Currently available information suggests that the global economy has continued to recover, supported by accelerated vaccinations and the relaxation of restrictions on economic activity in major countries. In global financial markets, government bond yields in major countries have declined affected by the resurgence of COVID-19. The US dollar has strengthened and stock prices in emerging economies have fallen, due mainly to the possibility that the US Federal Reserve would start tapering its asset purchases within the year. Looking ahead, the Board sees global economic growth and global financial markets as likely to be affected largely by the severity of the resurgence of COVID-19 and the status of vaccine distribution, as well as by monetary policy changes in major countries and their effects.
The Korean economy has continued its sound recovery. Although private consumption has somewhat slowed due to the coronavirus resurgence, exports have sustained their buoyancy and facilities investment has shown a robust trend. Labor market conditions have continued to improve, with a sustained year-on-year increase in the number of persons employed. Going forward, the economy is likely to continue its recovery as private consumption is forecast to improve gradually, affected by the expansion of vaccinations and the execution of a supplementary budget, while exports and investment are expected to sustain their buoyancy. GDP growth this year is projected to be around 4%, consistent with the forecast in May.
Consumer price inflation has remained high at the mid-2% level due to the rising prices of petroleum products and agricultural, livestock, and fisheries products as well as the accelerating increase in service prices. Core inflation (excluding changes in food and energy prices from the CPI) has run at the lower-1% level. The inflation expectations of the general public have risen to the mid-2% level. It is forecast that consumer price inflation will increase to the lower-2% level this year, exceeding the May forecast of 1.8%. Core inflation is forecast to run at the lower-1% level.
In domestic financial markets, stock prices have fallen and the Korean won to US dollar exchange rate has risen considerably, mainly driven by global financial market movements and the domestic resurgence of COVID-19. The Korean Treasury bond yield, in particular the long-term bond yield, has declined. Household loan growth has accelerated and housing prices have continued to increase rapidly in all parts of the country.

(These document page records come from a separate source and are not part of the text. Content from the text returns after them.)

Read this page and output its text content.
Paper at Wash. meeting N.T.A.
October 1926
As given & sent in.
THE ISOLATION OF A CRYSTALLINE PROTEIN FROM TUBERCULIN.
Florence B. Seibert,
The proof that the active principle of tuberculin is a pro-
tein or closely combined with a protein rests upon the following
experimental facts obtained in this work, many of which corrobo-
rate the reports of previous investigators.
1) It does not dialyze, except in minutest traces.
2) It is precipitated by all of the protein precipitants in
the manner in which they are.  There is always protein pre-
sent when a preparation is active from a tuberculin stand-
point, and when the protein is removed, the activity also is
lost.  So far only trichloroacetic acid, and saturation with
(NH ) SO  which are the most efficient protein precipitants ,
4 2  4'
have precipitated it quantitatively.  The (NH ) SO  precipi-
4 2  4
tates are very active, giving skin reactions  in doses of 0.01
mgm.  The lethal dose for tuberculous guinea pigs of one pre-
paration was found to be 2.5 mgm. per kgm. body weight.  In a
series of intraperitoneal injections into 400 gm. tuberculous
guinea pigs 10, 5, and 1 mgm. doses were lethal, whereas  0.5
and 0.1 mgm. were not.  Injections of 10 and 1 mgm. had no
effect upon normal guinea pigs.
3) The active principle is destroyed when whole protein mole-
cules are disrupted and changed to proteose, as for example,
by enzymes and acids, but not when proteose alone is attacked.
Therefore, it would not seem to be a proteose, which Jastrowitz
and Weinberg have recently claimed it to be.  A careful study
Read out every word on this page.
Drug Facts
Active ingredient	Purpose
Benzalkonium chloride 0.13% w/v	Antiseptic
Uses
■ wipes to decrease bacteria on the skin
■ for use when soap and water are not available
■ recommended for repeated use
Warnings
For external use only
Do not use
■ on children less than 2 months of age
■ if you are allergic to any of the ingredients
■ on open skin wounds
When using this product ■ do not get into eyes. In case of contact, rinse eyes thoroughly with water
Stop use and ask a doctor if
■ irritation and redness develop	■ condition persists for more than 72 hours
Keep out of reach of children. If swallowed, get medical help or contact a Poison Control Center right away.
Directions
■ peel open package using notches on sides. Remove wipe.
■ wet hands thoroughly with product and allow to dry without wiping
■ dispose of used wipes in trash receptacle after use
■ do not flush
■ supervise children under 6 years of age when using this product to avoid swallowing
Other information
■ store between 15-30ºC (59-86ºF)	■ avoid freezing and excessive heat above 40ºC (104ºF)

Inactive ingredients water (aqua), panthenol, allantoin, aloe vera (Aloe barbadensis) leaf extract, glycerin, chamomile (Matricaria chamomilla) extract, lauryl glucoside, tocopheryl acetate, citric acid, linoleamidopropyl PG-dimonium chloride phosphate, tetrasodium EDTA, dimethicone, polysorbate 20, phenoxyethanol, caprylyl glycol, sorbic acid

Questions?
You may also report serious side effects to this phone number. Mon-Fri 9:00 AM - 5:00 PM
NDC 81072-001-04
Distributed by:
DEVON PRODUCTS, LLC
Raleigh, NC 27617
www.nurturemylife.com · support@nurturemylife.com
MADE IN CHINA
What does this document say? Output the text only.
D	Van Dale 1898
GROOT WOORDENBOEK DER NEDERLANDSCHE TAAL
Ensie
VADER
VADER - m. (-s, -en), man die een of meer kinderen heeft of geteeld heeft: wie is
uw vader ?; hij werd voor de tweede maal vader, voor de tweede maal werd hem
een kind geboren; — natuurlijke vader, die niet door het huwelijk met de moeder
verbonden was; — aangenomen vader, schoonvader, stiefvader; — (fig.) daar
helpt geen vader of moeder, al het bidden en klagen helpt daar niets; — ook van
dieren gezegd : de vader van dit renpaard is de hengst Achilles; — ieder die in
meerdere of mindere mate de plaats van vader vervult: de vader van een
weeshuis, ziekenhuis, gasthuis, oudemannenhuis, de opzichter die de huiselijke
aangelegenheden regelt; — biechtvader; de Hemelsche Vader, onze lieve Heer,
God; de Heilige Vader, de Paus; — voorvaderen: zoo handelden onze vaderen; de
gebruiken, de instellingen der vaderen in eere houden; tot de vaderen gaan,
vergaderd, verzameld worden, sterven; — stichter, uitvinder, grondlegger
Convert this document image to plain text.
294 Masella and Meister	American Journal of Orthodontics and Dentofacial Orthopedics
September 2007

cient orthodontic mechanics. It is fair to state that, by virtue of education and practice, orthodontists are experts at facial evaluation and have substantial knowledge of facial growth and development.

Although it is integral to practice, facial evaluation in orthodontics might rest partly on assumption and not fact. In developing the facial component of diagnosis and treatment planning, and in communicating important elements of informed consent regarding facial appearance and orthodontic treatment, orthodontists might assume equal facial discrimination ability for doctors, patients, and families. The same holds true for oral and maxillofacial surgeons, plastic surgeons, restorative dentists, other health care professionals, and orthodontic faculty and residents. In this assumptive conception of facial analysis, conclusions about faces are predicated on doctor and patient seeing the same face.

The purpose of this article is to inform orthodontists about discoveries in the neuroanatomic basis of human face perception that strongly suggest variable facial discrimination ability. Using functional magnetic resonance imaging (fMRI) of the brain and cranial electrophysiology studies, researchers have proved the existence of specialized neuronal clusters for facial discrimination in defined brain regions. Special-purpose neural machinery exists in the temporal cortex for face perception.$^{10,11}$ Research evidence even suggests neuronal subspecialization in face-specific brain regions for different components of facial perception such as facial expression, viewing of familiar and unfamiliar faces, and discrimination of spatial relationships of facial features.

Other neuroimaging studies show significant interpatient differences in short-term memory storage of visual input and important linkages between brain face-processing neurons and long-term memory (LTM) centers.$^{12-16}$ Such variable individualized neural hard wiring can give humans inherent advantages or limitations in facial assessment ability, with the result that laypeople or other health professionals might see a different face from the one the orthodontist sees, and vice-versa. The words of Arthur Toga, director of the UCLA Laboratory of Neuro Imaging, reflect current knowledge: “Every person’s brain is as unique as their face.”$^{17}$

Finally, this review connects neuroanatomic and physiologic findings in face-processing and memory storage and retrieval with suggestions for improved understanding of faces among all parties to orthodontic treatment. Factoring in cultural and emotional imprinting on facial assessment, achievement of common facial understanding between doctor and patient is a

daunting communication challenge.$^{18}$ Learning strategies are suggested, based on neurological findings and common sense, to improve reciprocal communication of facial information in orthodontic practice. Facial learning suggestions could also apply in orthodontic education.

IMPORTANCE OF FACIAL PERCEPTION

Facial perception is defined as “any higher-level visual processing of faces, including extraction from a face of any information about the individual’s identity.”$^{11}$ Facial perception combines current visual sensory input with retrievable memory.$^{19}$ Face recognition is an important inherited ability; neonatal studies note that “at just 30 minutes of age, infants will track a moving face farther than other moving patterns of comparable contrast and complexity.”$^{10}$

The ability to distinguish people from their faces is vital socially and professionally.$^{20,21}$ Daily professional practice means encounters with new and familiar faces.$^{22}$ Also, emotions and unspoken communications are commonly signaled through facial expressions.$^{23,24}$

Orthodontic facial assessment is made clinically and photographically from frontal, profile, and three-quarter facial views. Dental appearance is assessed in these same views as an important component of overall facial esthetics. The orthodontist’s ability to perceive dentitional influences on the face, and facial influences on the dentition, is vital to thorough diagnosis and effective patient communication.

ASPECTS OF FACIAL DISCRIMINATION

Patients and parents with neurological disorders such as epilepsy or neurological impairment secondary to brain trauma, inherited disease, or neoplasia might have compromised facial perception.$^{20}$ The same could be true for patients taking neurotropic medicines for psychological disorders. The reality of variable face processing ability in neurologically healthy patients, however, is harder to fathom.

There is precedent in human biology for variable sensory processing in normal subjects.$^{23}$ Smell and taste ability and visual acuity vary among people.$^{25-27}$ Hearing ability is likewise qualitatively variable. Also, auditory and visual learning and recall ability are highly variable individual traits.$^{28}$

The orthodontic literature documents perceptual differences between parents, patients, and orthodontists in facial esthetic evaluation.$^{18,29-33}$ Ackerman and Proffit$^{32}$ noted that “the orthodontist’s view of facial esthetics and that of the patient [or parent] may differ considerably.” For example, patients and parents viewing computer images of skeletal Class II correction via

The Board will continue to conduct monetary policy in order to sustain the recovery of economic growth and stabilize consumer price inflation at the target level over a medium-term horizon, while paying attention to financial stability. The Board will gradually adjust the degree of monetary policy accommodation as the Korean economy is expected to continue its sound growth and inflation to run above 2% for some time, despite ongoing uncertainties over the virus. In this process the Board will judge when to further adjust the degree of accommodation while thoroughly assessing developments related to COVID-19, changes in the pace of growth and inflation, the risk of a buildup of financial imbalances, and monetary policy changes in major countries.